With all these exciting decentralised platforms creating so much opportunity for banking, politics, and the arts, as well as innovative science that has the ability to WAKE UP and create fulfilment for so many people… I’m filled with hope.

We are building towards a perfect storm.

(And no, not a rogue climate change-fuelled tornado!)

 

The most exciting thing is, what I see every day when I work with my clients – regular corporate managers, business owners and consultants!
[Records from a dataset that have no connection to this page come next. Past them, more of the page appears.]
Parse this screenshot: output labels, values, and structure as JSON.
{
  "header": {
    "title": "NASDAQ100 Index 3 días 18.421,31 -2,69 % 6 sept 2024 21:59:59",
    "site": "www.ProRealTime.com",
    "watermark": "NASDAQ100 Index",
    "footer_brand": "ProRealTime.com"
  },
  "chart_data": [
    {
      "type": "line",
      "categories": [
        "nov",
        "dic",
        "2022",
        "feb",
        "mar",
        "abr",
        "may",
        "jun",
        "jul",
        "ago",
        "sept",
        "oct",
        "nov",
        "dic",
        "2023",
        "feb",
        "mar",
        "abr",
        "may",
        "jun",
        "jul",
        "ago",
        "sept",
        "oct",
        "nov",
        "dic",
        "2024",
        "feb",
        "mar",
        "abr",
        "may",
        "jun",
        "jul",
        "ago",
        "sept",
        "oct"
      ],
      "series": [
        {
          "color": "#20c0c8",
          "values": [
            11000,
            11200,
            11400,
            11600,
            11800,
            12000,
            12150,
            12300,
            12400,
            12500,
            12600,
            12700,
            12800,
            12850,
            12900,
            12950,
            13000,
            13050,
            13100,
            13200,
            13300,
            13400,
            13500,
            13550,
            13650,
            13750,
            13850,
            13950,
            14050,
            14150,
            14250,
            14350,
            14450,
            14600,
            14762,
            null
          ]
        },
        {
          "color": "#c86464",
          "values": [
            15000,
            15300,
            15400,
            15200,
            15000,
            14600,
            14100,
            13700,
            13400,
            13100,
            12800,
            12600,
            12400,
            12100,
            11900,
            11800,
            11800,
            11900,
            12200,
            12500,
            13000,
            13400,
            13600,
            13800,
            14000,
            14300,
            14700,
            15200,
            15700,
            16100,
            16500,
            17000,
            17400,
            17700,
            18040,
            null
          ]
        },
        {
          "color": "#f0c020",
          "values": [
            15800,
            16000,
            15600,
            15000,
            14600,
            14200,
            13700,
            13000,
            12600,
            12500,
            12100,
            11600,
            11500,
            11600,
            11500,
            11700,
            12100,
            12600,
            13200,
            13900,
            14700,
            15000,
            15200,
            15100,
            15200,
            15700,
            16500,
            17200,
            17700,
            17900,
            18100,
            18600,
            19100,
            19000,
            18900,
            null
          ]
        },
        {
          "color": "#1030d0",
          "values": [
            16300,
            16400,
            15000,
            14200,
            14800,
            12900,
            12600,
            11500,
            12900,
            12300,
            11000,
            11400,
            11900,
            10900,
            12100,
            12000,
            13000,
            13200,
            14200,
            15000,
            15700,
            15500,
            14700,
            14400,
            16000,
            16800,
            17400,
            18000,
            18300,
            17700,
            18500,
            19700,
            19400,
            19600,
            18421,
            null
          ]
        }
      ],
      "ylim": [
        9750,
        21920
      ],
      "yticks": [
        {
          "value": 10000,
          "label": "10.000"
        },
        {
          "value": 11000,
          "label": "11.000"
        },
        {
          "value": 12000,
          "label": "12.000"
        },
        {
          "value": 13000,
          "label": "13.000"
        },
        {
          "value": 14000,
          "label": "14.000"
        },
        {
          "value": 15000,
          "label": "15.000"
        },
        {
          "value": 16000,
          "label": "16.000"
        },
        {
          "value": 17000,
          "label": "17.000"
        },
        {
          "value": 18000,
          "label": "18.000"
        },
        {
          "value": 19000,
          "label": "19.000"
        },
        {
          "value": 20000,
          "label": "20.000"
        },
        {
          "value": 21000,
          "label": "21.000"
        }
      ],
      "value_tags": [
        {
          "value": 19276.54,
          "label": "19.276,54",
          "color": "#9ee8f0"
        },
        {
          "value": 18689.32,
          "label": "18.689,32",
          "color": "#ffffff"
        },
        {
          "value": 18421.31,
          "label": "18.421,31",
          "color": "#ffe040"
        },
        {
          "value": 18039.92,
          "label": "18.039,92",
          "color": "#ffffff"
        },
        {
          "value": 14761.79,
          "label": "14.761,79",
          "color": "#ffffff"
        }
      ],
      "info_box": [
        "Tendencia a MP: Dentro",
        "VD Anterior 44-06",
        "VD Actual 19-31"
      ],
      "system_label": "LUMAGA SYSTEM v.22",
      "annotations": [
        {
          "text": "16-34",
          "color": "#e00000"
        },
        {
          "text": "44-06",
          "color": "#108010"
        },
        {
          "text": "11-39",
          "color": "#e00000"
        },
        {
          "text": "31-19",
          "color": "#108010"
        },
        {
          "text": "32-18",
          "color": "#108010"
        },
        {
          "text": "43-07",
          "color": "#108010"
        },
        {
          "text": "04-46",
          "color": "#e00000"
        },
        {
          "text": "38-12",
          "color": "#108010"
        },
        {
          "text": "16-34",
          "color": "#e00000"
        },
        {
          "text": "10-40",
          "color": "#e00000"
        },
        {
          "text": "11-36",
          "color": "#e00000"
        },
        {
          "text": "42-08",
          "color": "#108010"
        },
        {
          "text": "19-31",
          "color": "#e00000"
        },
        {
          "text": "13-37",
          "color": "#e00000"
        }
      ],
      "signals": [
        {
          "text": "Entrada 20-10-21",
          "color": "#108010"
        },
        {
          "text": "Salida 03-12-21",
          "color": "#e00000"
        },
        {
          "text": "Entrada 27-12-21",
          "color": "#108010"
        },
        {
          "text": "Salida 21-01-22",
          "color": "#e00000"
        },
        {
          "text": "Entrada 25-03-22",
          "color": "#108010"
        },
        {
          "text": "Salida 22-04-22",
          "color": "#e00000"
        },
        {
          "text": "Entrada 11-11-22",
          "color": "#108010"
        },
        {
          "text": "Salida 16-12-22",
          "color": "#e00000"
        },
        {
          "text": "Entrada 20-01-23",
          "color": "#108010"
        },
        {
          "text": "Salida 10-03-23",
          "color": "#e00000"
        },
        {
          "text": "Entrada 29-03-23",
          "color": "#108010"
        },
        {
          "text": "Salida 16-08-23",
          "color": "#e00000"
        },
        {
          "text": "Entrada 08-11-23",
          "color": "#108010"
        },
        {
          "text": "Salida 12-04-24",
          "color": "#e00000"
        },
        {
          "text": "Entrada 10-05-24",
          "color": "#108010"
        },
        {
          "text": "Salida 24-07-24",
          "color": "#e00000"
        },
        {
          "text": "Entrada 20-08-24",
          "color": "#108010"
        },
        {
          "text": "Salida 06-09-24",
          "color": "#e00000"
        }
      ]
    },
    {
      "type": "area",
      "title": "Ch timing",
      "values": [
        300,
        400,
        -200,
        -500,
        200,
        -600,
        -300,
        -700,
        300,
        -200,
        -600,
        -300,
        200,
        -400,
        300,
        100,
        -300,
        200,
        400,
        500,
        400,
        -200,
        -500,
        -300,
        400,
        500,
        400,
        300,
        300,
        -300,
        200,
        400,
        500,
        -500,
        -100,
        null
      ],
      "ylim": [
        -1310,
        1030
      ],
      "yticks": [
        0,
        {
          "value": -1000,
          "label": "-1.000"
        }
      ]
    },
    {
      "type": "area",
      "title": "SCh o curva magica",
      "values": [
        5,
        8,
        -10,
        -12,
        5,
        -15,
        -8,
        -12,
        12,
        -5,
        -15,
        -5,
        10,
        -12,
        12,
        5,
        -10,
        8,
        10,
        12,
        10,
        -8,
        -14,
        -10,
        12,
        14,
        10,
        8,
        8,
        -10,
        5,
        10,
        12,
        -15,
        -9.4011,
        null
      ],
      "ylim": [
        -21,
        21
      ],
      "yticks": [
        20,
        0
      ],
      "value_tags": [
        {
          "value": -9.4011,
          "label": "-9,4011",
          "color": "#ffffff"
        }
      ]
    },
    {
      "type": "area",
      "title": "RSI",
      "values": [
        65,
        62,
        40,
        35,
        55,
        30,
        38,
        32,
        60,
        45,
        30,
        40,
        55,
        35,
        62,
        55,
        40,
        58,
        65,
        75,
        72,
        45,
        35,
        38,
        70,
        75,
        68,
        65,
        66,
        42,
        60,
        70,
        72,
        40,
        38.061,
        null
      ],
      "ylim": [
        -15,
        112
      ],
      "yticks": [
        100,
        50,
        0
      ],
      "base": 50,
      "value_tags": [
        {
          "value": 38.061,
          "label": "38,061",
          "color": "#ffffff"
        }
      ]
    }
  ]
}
In my work of helping people identify their own unique contributions (by tapping into their unique magic), I can honestly say I see that level of leadership inside every last one of us! Every one of the people I have worked with to unearth their unique contribution has a powerful way of leading people and making a massive ripple effect downstream, to create meaningful, creative, and innovative change for the better.

I believe, if we all treat humanity and the environment as if it were our own health, or the health of our children, and take the lead that we have inside us, we will survive.

And our kids might even inherit a thriving planet, not a limping one.

Look, it might take a worldwide collective and simultaneous psychedelic trip to get us there, but I don’t think so!

If we keep broadening our minds and continue to wake up to the fact that we can poke a goddamn hole in the paper bag we accepted as our reality before now (thanks for the metaphor Steve Jobs), then we might just have a chance!